Não sou apenas uma. Isso me consola. E me liberta. Porque não sou razoável.    Nem coerente. Não quero ser e não preciso ser.

Dizem que antes de descer a montanha de trenó, temos de levar o trenó lá em cima. Nunca desci de trenó que eu não sou besta. Desci de a pé mesmo, que só me carregar já é um esforço. E fui jogando culpas pelo caminho. Maior achado. Ficou leveza. Demorou mas me destralhei.

Na verdade, meu passatempo é caraminholar. A especialidade é o inútil. Se tiver de ter coerência, se tiver de ser tudo certinho, tô fora! Palavra não tem de bater continência, formar fileira, fazer fila indiana, marchar com coerência, com a lógica absurda que a realidade exige. Palavras são vagabundas de nascença. Graças a Deus não tenho razão. Só palavras adolescentes têm razão. E estão enganadas. Eu apenas existo e tenho dúvidas.

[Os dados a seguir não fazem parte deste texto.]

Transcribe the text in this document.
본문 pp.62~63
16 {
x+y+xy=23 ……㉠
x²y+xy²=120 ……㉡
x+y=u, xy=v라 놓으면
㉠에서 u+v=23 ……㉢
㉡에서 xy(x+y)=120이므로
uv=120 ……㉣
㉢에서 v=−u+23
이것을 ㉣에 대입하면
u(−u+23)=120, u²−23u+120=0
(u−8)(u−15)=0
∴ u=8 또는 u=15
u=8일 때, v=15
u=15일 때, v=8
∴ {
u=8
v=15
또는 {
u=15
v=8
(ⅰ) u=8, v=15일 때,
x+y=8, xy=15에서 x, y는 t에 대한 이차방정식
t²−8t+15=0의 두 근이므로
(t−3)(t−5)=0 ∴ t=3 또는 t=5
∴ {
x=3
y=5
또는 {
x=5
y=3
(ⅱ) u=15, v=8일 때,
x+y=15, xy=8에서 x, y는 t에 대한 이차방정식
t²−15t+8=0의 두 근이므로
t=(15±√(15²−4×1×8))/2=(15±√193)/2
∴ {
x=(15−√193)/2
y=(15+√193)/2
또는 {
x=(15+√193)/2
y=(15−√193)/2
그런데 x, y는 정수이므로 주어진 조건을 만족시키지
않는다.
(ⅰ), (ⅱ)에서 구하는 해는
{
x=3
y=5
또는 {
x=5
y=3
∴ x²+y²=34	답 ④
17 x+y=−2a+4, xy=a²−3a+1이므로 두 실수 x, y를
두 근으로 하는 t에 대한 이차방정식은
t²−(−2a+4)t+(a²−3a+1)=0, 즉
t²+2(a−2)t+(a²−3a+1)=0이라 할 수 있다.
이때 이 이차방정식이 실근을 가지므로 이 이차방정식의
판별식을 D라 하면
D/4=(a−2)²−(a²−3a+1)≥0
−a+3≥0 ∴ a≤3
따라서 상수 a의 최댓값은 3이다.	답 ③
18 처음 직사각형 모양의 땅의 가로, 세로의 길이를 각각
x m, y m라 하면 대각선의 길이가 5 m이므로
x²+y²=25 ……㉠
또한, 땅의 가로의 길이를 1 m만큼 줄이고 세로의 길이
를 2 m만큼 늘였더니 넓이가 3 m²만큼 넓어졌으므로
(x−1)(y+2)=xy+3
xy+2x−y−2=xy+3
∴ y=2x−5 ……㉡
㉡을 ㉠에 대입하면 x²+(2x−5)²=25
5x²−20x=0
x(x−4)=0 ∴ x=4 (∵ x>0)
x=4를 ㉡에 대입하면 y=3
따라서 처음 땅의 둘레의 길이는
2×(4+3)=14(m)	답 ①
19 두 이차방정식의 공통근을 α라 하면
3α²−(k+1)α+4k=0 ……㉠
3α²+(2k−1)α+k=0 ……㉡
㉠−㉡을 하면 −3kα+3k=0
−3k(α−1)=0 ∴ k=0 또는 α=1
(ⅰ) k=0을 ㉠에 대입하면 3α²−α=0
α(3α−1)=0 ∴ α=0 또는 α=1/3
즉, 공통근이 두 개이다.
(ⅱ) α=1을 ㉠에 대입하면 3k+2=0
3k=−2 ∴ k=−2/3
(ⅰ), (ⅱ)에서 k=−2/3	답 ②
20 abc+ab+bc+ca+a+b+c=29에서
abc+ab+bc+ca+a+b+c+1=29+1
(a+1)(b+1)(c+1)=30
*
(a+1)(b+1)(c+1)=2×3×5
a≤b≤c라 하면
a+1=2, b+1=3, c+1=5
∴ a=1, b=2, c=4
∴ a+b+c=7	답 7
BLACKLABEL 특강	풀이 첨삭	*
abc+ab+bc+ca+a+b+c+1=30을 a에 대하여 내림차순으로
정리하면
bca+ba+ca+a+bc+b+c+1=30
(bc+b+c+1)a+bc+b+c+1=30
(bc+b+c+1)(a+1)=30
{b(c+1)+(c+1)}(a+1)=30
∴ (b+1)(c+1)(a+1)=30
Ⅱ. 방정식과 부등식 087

O melhor da escola é o recreio. A imaginação é o recreio da realidade. Aí eu posso brincar. De prático não sei nem bater um prego. Fiquei especialista em inutilezas, como diria Manuel de Barros. Sofri disso a vida inteira.

Minha mãe dizia que a sem jeiteza me mandava lembranças todos os dias. Era simpatia, quase amor. A sem jeiteza se identificou comigo. Não fiz nenhum esforço para isso. É paixão assim de graça. Não careceu de nenhum esforço.

Fui pra Escola de Costura. Tentei costurar as palavras num manequim de proporções elegantes e politicamente corretas. Levei bomba. As palavras teimavam em se soltar, ultrapassavam o molde e as linhas arrebentavam e misturavam cores e texturas.

Cozinhar também tentei. Talvez fosse a solução. Mas não se podem cozinhar as palavras. Elas perdem o tutano. E o gosto está no tutano das palavras. E a casca? Aquela coisa meio rude, meio crua. Dá o maior tesão no escrito. E tempero bom sai na hora. Não pode ser programado. Não deu certo. Palavras escapam a todas as receitas.

Meu pai dizia que se eu comesse as sementes da melancia, ia nascer um melancial na minha barriga e os galhos iam sair pelo nariz. Talvez, se a gente comer palavras possa nascer um palavrial dentro da barriga. Substantivos, adjetivos, verbos, advérbios, provérbios...

Mas não é uma boa ideia. Não se sabe como esse material será expelido. E ao que parece, tem muita gente comendo palavras e certezas todos os dias. Esse método não garante nenhum escritor ou poeta digno dessa “arte de não dizer nada” dizendo tudo.

Afastei-me da cozinha, da costura e do tricô por absoluta incapacidade de me dedicar a utilezas.

Nem posso dizer que me dedico ao ócio criativo. Se eu soubesse o que é isso, Manuel de Barros ia se haver comigo. Podia chama-lo no braço e fazer um sexo selvagem de poetagens e inutilezas

Por enquanto, só posso pedir desculpas que hoje não rolou inspiro nenhum. E não estou disposta a levar meu trenó e minhas culpas morro acima. Sobraram a sem jeiteza e essa mulher que sou. Um verso reverso de incertezas.